NI welfare bill collapse: This is a crisis in more than name
- Published
As every trainee journalist knows there are five basic questions that must be answered before you do any story: Who?; What?; Why?; Where? and When?
The Who? with this story is easy - that's Sinn Féin.
The What? is that they have essentially pulled the rug from beneath the Welfare Reform Bill, the one everybody thought was sorted before this morning.
The Where? is straightforward as well - at Stormont as we got ready to watch the aforementioned bill have its final reading before passing into law.

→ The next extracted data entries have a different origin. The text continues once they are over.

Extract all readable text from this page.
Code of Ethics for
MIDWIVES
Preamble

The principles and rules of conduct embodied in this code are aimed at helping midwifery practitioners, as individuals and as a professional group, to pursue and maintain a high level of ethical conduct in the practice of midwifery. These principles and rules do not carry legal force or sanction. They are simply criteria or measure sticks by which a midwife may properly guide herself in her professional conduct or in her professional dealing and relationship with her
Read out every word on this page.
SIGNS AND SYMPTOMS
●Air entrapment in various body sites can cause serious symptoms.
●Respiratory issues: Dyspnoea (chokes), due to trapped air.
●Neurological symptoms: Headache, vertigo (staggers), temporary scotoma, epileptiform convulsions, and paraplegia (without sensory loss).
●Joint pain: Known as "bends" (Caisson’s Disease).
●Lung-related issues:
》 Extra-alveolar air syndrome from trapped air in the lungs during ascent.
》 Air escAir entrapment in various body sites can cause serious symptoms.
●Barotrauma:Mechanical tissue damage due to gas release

Not in Londonderry at the Sinn Féin Ard Fheis last weekend, when the party appeared to be congratulating itself on protecting the vulnerable through the mitigations written in the Stormont House Agreement
And the When? was right out of the blue around 11:00 GMT, with a news release inviting us to a Martin McGuinness news conference where there would be a "major announcement" on the Stormont House Agreement.
'Rolling over'
So far so straightforward. The difficult one is the Why? That's the one that has everyone at Stormont scratching their heads and asking how all of a sudden the institutions once more appear to be in peril.
Sinn Féin accused the DUP of "bad faith" and reneging on its "commitments in the Stormont House Agreement to protect the most vulnerable people in society."
But if that's the case why was none of this obvious at the Ard Fheis? How come this dropped from the sky with all the speed lacking at Christmas when the parties negotiated a way out of the crisis in hours, days and weeks of tortoise-like talks.
What's clear is that since Christmas, Sinn Féin and the DUP have operated what looked suspiciously like a non-agression pact.
While others parties lined up to accuse Sinn Féin of "rolling over" on welfare reform" the DUP conspicuously said no such thing.
Now those same parties are lining up to accuse Sinn Féin of doing a "U-turn" with theories ranging from they got their sums wrong to the one where the difficult balancing act of opposing cuts in the Republic of Ireland while overseeing them in Northern Ireland finally came to a head in meetings away from prying eyes behind the scenes in Derry.
The truth is no-one really knows. At least, no-one outside Sinn Féin.
But what is not in doubt is that this is a "crisis" in more than name.
Welfare reform and the Welfare Reform Bill are a vital component of the Stormont House Agreement.
Without agreement on welfare reform all the other constituent parts of the agreement are in serious doubt. Including the £700m loan from the Treasury to fund the public sector voluntary exit scheme and the devolution of corporation tax.
And when will the next tranche of fines for not implementing welfare reform - £114m - be triggered.
The bill has now been withdrawn so that it doesn't fall prey to the petition of concern put down by Sinn Féin and supported by the SDLP.
But does the time, the goodwill or the heart exist to renegotiate it?
Or are we heading for an assembly election with no guarantee that the new look chamber will offer any more hope of agreement than this one?
It's a mess. And it must further erode public confidence in institutions that didn't have much to begin with.
A weekend is indeed a very long time in Northern Irish politics.